I object. It is clearly in the tradition of the earlier RFA. Why else would they have continued to use the same name? —Babelfisch 07:43, 24 April 2007 (UTC)
I object to you, Babelfisch. I am related to one of the top administrators at RFA, I know the history pretty well. The station referenced in this article as the precursor to the modern RFA was known as Radio For Asia; funding was cut off and the project was scrapped before 1957. RFA's only mission is to broadcast democratic radio to oppressed countries, including Myanmar and China. The US government started up Radio Free Asia after Radio Free Europe (RFE) met with considerable success; administrators at RFE were thanked by the president after the Cold War ended for their contribution to ending communism in Russia. Please do not tarnish the reputation this outstanding broadcast station with incorrect, nonsensical and conspiracy theorist-like statements that lack a figment of credit. Many employees of RFA put themselves in danger travel to unstable parts of Asia in hopes of opening the minds of the oppressed. Some employees have suffered inhuman conditions while imprisonmed by intolerant anti-democratic governments RFA broadcasts to. RFA has also created hundreds of race- and class-blind jobs throughout Asia, offering competetive pay. The notion that RFA is affiliated with the CIA is beyond foolish. —The preceding unsigned comment was added by 209.244.42.188 (talk) 11:45, 29 April 2007 (UTC).

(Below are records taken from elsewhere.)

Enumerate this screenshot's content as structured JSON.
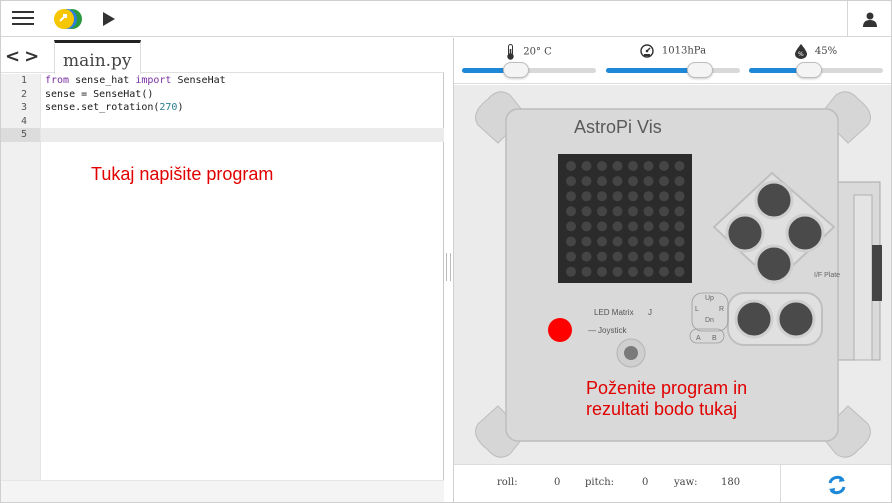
{
  "topbar": {
    "menu_icon": "hamburger-menu-icon",
    "logo_icon": "app-logo-icon",
    "run_icon": "play-icon",
    "user_icon": "user-icon"
  },
  "editor": {
    "back_forward_icon": "chevron-left-right-icon",
    "tab_label": "main.py",
    "line_numbers": [
      "1",
      "2",
      "3",
      "4",
      "5"
    ],
    "code_lines": [
      {
        "kw1": "from",
        "t1": " sense_hat ",
        "kw2": "import",
        "t2": " SenseHat"
      },
      {
        "text": "sense = SenseHat()"
      },
      {
        "pre": "sense.set_rotation(",
        "num": "270",
        "post": ")"
      },
      {
        "text": ""
      },
      {
        "text": ""
      }
    ],
    "hint": "Tukaj napišite program"
  },
  "emulator": {
    "sensors": [
      {
        "name": "temperature",
        "icon": "thermometer-icon",
        "label": "20° C",
        "level": 0.4
      },
      {
        "name": "pressure",
        "icon": "gauge-icon",
        "label": "1013hPa",
        "level": 0.7
      },
      {
        "name": "humidity",
        "icon": "humidity-drop-icon",
        "label": "45%",
        "level": 0.45
      }
    ],
    "board": {
      "title": "AstroPi Vis",
      "led_matrix_label": "LED Matrix",
      "joystick_label": "Joystick",
      "if_plate_label": "I/F Plate",
      "dpad_labels": [
        "Up",
        "L",
        "R",
        "Dn",
        "A",
        "B"
      ],
      "led_rows": 8,
      "led_cols": 8
    },
    "hint_line1": "Poženite program in",
    "hint_line2": "rezultati bodo tukaj",
    "imu": {
      "roll_label": "roll:",
      "roll_value": "0",
      "pitch_label": "pitch:",
      "pitch_value": "0",
      "yaw_label": "yaw:",
      "yaw_value": "180"
    },
    "refresh_icon": "refresh-icon"
  },
  "colors": {
    "accent": "#1e88d8",
    "hint_red": "#e10000",
    "led_off": "#454545",
    "matrix_bg": "#2b2b2b",
    "status_led": "#ff0000"
  }
}
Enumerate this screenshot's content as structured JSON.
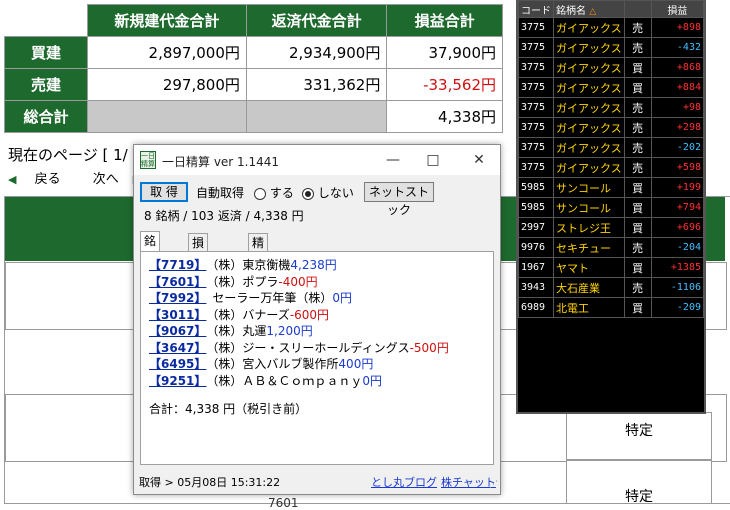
{
  "summary": {
    "headers": [
      "新規建代金合計",
      "返済代金合計",
      "損益合計"
    ],
    "rows": [
      {
        "label": "買建",
        "new": "2,897,000円",
        "repay": "2,934,900円",
        "pl": "37,900円"
      },
      {
        "label": "売建",
        "new": "297,800円",
        "repay": "331,362円",
        "pl": "-33,562円"
      },
      {
        "label": "総合計",
        "new": "",
        "repay": "",
        "pl": "4,338円"
      }
    ]
  },
  "page": {
    "current": "現在のページ [ 1/",
    "back": "戻る",
    "next": "次へ",
    "tokutei": [
      "特定",
      "特定"
    ],
    "partial_number": "7601"
  },
  "stock_list": {
    "headers": {
      "code": "コード",
      "name": "銘柄名",
      "side": "",
      "pl": "損益"
    },
    "rows": [
      {
        "code": "3775",
        "name": "ガイアックス",
        "side": "売",
        "pl": "+898"
      },
      {
        "code": "3775",
        "name": "ガイアックス",
        "side": "売",
        "pl": "-432"
      },
      {
        "code": "3775",
        "name": "ガイアックス",
        "side": "買",
        "pl": "+868"
      },
      {
        "code": "3775",
        "name": "ガイアックス",
        "side": "買",
        "pl": "+884"
      },
      {
        "code": "3775",
        "name": "ガイアックス",
        "side": "売",
        "pl": "+98"
      },
      {
        "code": "3775",
        "name": "ガイアックス",
        "side": "売",
        "pl": "+298"
      },
      {
        "code": "3775",
        "name": "ガイアックス",
        "side": "売",
        "pl": "-202"
      },
      {
        "code": "3775",
        "name": "ガイアックス",
        "side": "売",
        "pl": "+598"
      },
      {
        "code": "5985",
        "name": "サンコール",
        "side": "買",
        "pl": "+199"
      },
      {
        "code": "5985",
        "name": "サンコール",
        "side": "買",
        "pl": "+794"
      },
      {
        "code": "2997",
        "name": "ストレジ王",
        "side": "買",
        "pl": "+696"
      },
      {
        "code": "9976",
        "name": "セキチュー",
        "side": "売",
        "pl": "-204"
      },
      {
        "code": "1967",
        "name": "ヤマト",
        "side": "買",
        "pl": "+1385"
      },
      {
        "code": "3943",
        "name": "大石産業",
        "side": "売",
        "pl": "-1106"
      },
      {
        "code": "6989",
        "name": "北電工",
        "side": "買",
        "pl": "-209"
      }
    ]
  },
  "popup": {
    "icon_text": "一日精算",
    "title": "一日精算 ver 1.1441",
    "fetch_button": "取 得",
    "auto_label": "自動取得",
    "radio_on": "する",
    "radio_off": "しない",
    "netstock_button": "ネットストック",
    "summary": "8 銘柄 / 103 返済 / 4,338 円",
    "tabs": [
      "銘柄別",
      "損益推移",
      "精算表"
    ],
    "items": [
      {
        "code": "【7719】",
        "name": "（株）東京衡機",
        "pl": "4,238円",
        "neg": false
      },
      {
        "code": "【7601】",
        "name": "（株）ポプラ",
        "pl": "-400円",
        "neg": true
      },
      {
        "code": "【7992】",
        "name": "セーラー万年筆（株）",
        "pl": "0円",
        "neg": false
      },
      {
        "code": "【3011】",
        "name": "（株）バナーズ",
        "pl": "-600円",
        "neg": true
      },
      {
        "code": "【9067】",
        "name": "（株）丸運",
        "pl": "1,200円",
        "neg": false
      },
      {
        "code": "【3647】",
        "name": "（株）ジー・スリーホールディングス",
        "pl": "-500円",
        "neg": true
      },
      {
        "code": "【6495】",
        "name": "（株）宮入バルブ製作所",
        "pl": "400円",
        "neg": false
      },
      {
        "code": "【9251】",
        "name": "（株）ＡＢ＆Ｃｏｍｐａｎｙ",
        "pl": "0円",
        "neg": false
      }
    ],
    "total": "合計：4,338 円（税引き前）",
    "status": "取得 > 05月08日 15:31:22",
    "link_blog": "とし丸ブログ",
    "link_chart": "株チャット"
  }
}
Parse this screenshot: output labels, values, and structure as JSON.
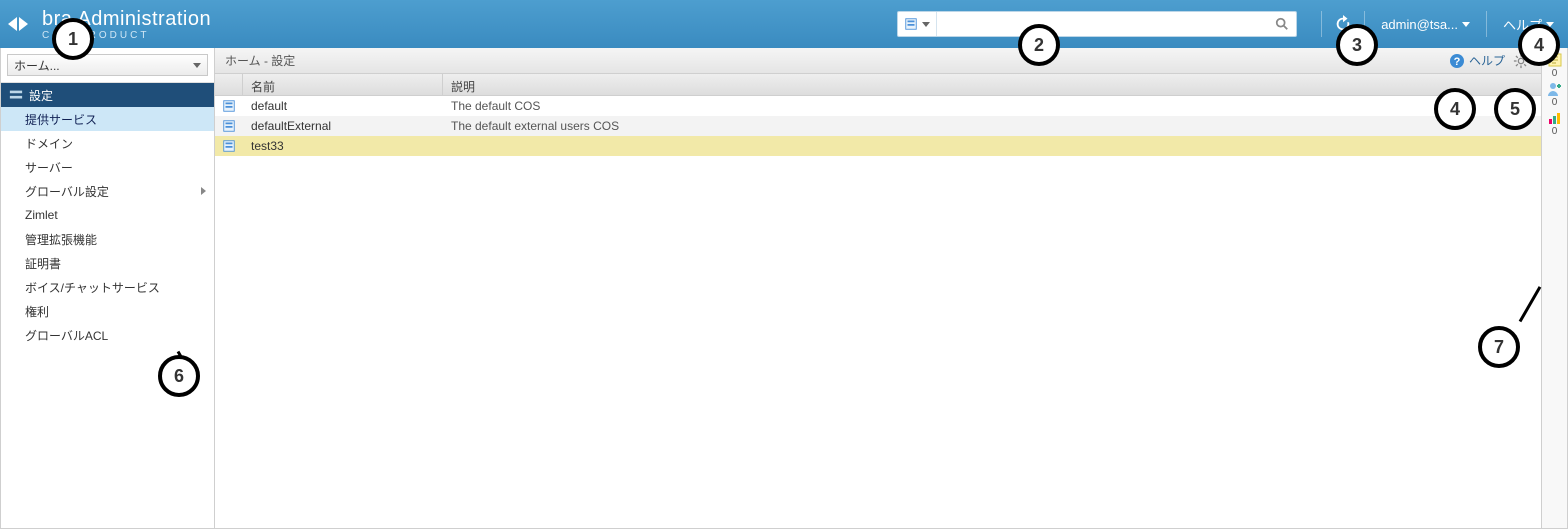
{
  "brand": {
    "title": "bra Administration",
    "subtitle": "COR PRODUCT"
  },
  "search": {
    "placeholder": "",
    "value": ""
  },
  "user_label": "admin@tsa...",
  "top_help_label": "ヘルプ",
  "home_selector": "ホーム...",
  "sidebar": {
    "section_label": "設定",
    "items": [
      {
        "label": "提供サービス",
        "selected": true,
        "has_children": false
      },
      {
        "label": "ドメイン",
        "selected": false,
        "has_children": false
      },
      {
        "label": "サーバー",
        "selected": false,
        "has_children": false
      },
      {
        "label": "グローバル設定",
        "selected": false,
        "has_children": true
      },
      {
        "label": "Zimlet",
        "selected": false,
        "has_children": false
      },
      {
        "label": "管理拡張機能",
        "selected": false,
        "has_children": false
      },
      {
        "label": "証明書",
        "selected": false,
        "has_children": false
      },
      {
        "label": "ボイス/チャットサービス",
        "selected": false,
        "has_children": false
      },
      {
        "label": "権利",
        "selected": false,
        "has_children": false
      },
      {
        "label": "グローバルACL",
        "selected": false,
        "has_children": false
      }
    ]
  },
  "breadcrumb": "ホーム - 設定",
  "content_help_label": "ヘルプ",
  "columns": {
    "name": "名前",
    "description": "説明"
  },
  "rows": [
    {
      "name": "default",
      "description": "The default COS",
      "selected": false
    },
    {
      "name": "defaultExternal",
      "description": "The default external users COS",
      "selected": false
    },
    {
      "name": "test33",
      "description": "",
      "selected": true
    }
  ],
  "rail_counts": [
    "0",
    "0",
    "0"
  ],
  "annotations": {
    "1": "1",
    "2": "2",
    "3": "3",
    "4": "4",
    "5": "5",
    "6": "6",
    "7": "7"
  }
}
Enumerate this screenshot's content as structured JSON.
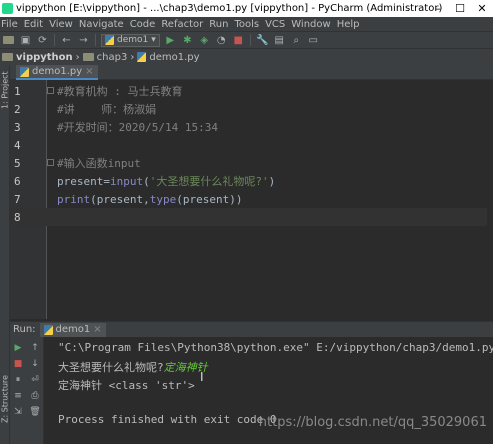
{
  "window": {
    "title": "vippython [E:\\vippython] - ...\\chap3\\demo1.py [vippython] - PyCharm (Administrator)",
    "minimize": "–",
    "maximize": "☐",
    "close": "✕"
  },
  "menu": [
    "File",
    "Edit",
    "View",
    "Navigate",
    "Code",
    "Refactor",
    "Run",
    "Tools",
    "VCS",
    "Window",
    "Help"
  ],
  "toolbar": {
    "run_config": "demo1"
  },
  "breadcrumb": {
    "project": "vippython",
    "folder": "chap3",
    "file": "demo1.py"
  },
  "side_tabs": {
    "project": "1: Project",
    "structure": "Z: Structure",
    "favorites": "2: Favorites"
  },
  "editor": {
    "tab": "demo1.py",
    "lines": [
      {
        "n": "1",
        "parts": [
          {
            "t": "#教育机构 : 马士兵教育",
            "c": "comment"
          }
        ]
      },
      {
        "n": "2",
        "parts": [
          {
            "t": "#讲    师：杨淑娟",
            "c": "comment"
          }
        ]
      },
      {
        "n": "3",
        "parts": [
          {
            "t": "#开发时间：2020/5/14 15:34",
            "c": "comment"
          }
        ]
      },
      {
        "n": "4",
        "parts": []
      },
      {
        "n": "5",
        "parts": [
          {
            "t": "#输入函数input",
            "c": "comment"
          }
        ]
      },
      {
        "n": "6",
        "parts": [
          {
            "t": "present",
            "c": "plain"
          },
          {
            "t": "=",
            "c": "plain"
          },
          {
            "t": "input",
            "c": "kw"
          },
          {
            "t": "(",
            "c": "plain"
          },
          {
            "t": "'大圣想要什么礼物呢?'",
            "c": "str"
          },
          {
            "t": ")",
            "c": "plain"
          }
        ]
      },
      {
        "n": "7",
        "parts": [
          {
            "t": "print",
            "c": "kw"
          },
          {
            "t": "(present,",
            "c": "plain"
          },
          {
            "t": "type",
            "c": "kw"
          },
          {
            "t": "(present))",
            "c": "plain"
          }
        ]
      },
      {
        "n": "8",
        "parts": []
      }
    ]
  },
  "run_panel": {
    "label": "Run:",
    "tab": "demo1",
    "lines": {
      "cmd": "\"C:\\Program Files\\Python38\\python.exe\" E:/vippython/chap3/demo1.py",
      "prompt": "大圣想要什么礼物呢?",
      "user_input": "定海神针",
      "result": "定海神针 <class 'str'>",
      "finished": "Process finished with exit code 0"
    },
    "watermark": "https://blog.csdn.net/qq_35029061"
  }
}
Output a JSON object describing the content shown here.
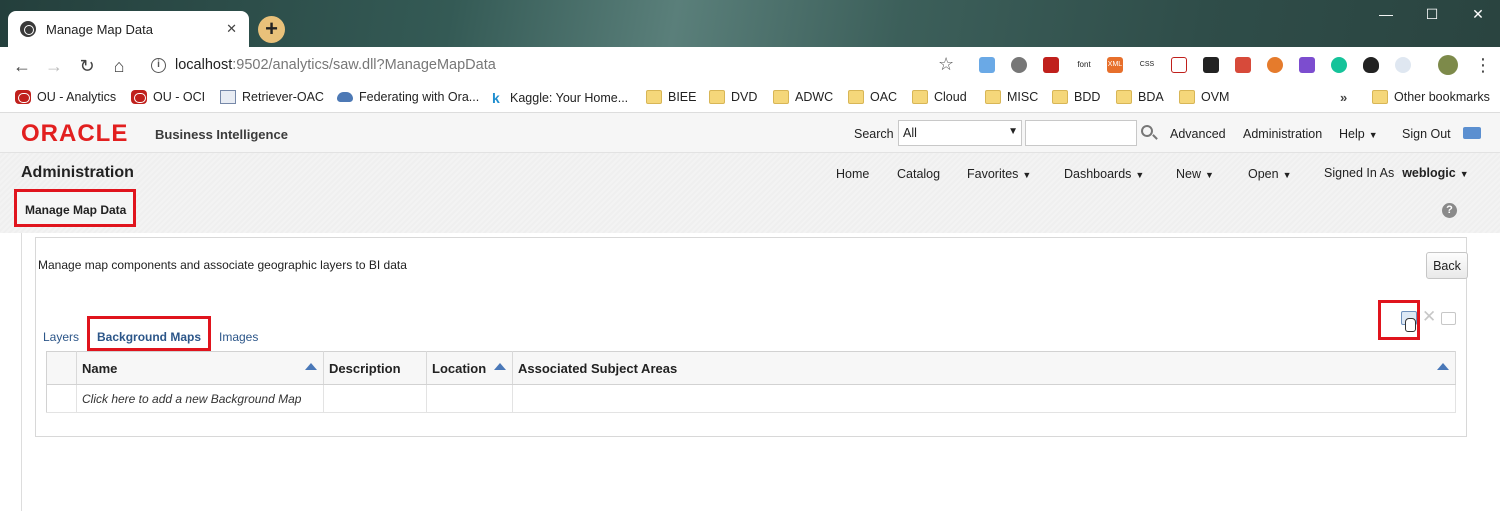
{
  "browser": {
    "tab_title": "Manage Map Data",
    "url_host": "localhost",
    "url_rest": ":9502/analytics/saw.dll?ManageMapData",
    "bookmarks": [
      {
        "label": "OU - Analytics",
        "icon": "oracle"
      },
      {
        "label": "OU - OCI",
        "icon": "oracle"
      },
      {
        "label": "Retriever-OAC",
        "icon": "page"
      },
      {
        "label": "Federating with Ora...",
        "icon": "cloud"
      },
      {
        "label": "Kaggle: Your Home...",
        "icon": "kaggle"
      },
      {
        "label": "BIEE",
        "icon": "folder"
      },
      {
        "label": "DVD",
        "icon": "folder"
      },
      {
        "label": "ADWC",
        "icon": "folder"
      },
      {
        "label": "OAC",
        "icon": "folder"
      },
      {
        "label": "Cloud",
        "icon": "folder"
      },
      {
        "label": "MISC",
        "icon": "folder"
      },
      {
        "label": "BDD",
        "icon": "folder"
      },
      {
        "label": "BDA",
        "icon": "folder"
      },
      {
        "label": "OVM",
        "icon": "folder"
      }
    ],
    "bookmarks_more": "»",
    "other_bookmarks": "Other bookmarks",
    "extensions": [
      "font",
      "XML",
      "CSS"
    ]
  },
  "header": {
    "logo": "ORACLE",
    "product": "Business Intelligence",
    "search_label": "Search",
    "search_scope": "All",
    "search_placeholder": "",
    "advanced": "Advanced",
    "administration": "Administration",
    "help": "Help",
    "sign_out": "Sign Out"
  },
  "admin_bar": {
    "title": "Administration",
    "nav": {
      "home": "Home",
      "catalog": "Catalog",
      "favorites": "Favorites",
      "dashboards": "Dashboards",
      "new": "New",
      "open": "Open",
      "signed_in_as": "Signed In As",
      "user": "weblogic"
    },
    "page": "Manage Map Data"
  },
  "main": {
    "intro": "Manage map components and associate geographic layers to BI data",
    "back": "Back",
    "tabs": [
      {
        "label": "Layers",
        "active": false
      },
      {
        "label": "Background Maps",
        "active": true
      },
      {
        "label": "Images",
        "active": false
      }
    ],
    "columns": [
      "Name",
      "Description",
      "Location",
      "Associated Subject Areas"
    ],
    "add_row": "Click here to add a new Background Map"
  },
  "colors": {
    "highlight": "#e0141d",
    "oracle_red": "#e21f1f",
    "link": "#2c5689"
  }
}
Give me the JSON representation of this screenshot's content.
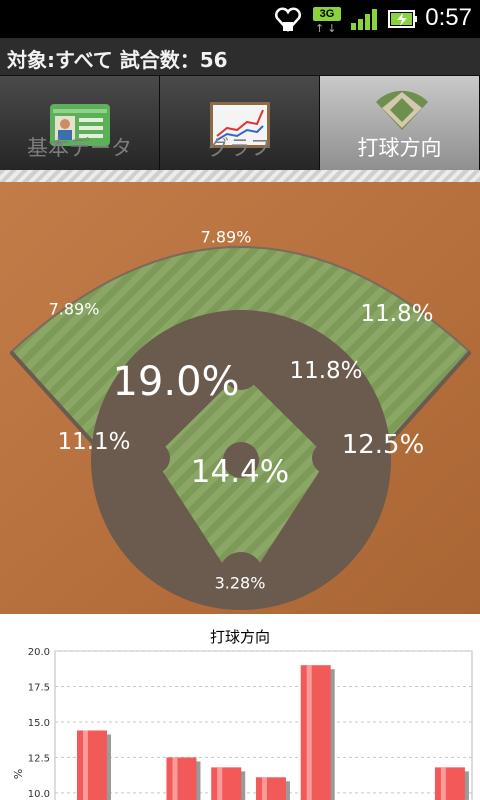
{
  "status_bar": {
    "time": "0:57",
    "network": "3G",
    "icons": [
      "heart-notification-icon",
      "signal-icon",
      "battery-charging-icon"
    ]
  },
  "header": {
    "title": "対象:すべて  試合数：56"
  },
  "tabs": [
    {
      "label": "基本データ",
      "icon": "profile-card-icon",
      "active": false
    },
    {
      "label": "グラフ",
      "icon": "line-chart-icon",
      "active": false
    },
    {
      "label": "打球方向",
      "icon": "baseball-field-icon",
      "active": true
    }
  ],
  "field": {
    "percentages": {
      "center_far": "7.89%",
      "left_far": "7.89%",
      "right_far": "11.8%",
      "left_center_infield": "19.0%",
      "right_center_infield": "11.8%",
      "third_base": "11.1%",
      "first_base": "12.5%",
      "pitcher": "14.4%",
      "catcher": "3.28%"
    },
    "colors": {
      "dirt": "#b9733f",
      "grass": "#8aa764",
      "infield_dirt": "#6b5b4e"
    }
  },
  "chart": {
    "title": "打球方向",
    "ylabel": "%"
  },
  "chart_data": {
    "type": "bar",
    "title": "打球方向",
    "ylabel": "%",
    "yticks": [
      10.0,
      12.5,
      15.0,
      17.5,
      20.0
    ],
    "ylim": [
      9.5,
      20.0
    ],
    "grid": true,
    "values": [
      14.4,
      12.5,
      11.8,
      11.1,
      19.0,
      11.8
    ],
    "bar_color": "#f25a5a"
  }
}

Babelfisch, a very small amount of research on this topic reveals that one of the very sources already referenced on this page disproves the alleged CIA link. A source linked in the references does, however, state that "editorials in major Chinese newspapers claiming that the CIA is behind the broadcast operation." These accusations sound familiar. Hartwh 13:58, 9 May 2007 (UTC)hartwh, May 9

Three sources are given for the paragraph in question and I have re-inserted it.
Anonymous "relations to top administrators" are not relevant sources.
What Susan B. Epstein wrote was commissioned by the US government, and she doesn't quote any sources. In another report, by the way, she writes that "Radio Free Europe/Radio Liberty (RFE/RL) began broadcasting in 1950 under the clandestine auspices of the Central Intelligence Agency. [...] The purpose of BIB was to provide a firewall between the U.S. government (the CIA) and RFE/RL’s surrogate broadcasting to Eastern Europe and the former Soviet Union. The idea was that by keeping RFE/RL separate from the U.S. government, its credibility would be increased." That sounds familiar, too. —Babelfisch 08:35, 11 May 2007 (UTC)

More on difference[edit]

Additionally, one of the very sources cited (the 2nd footnote) in this article currently makes reference to startup funding:

"In 1994 legislation, Congress rebuffed moves to pull the plug on RFE/RL but resolved that it should look for private sources of funding. The law also provided start up funds for RFA. To coordinate operations and avoid overlap, all of the radios - including the VOA - were brought under the direction of the BBG, which at that point was to operate as a USIA sub-unit."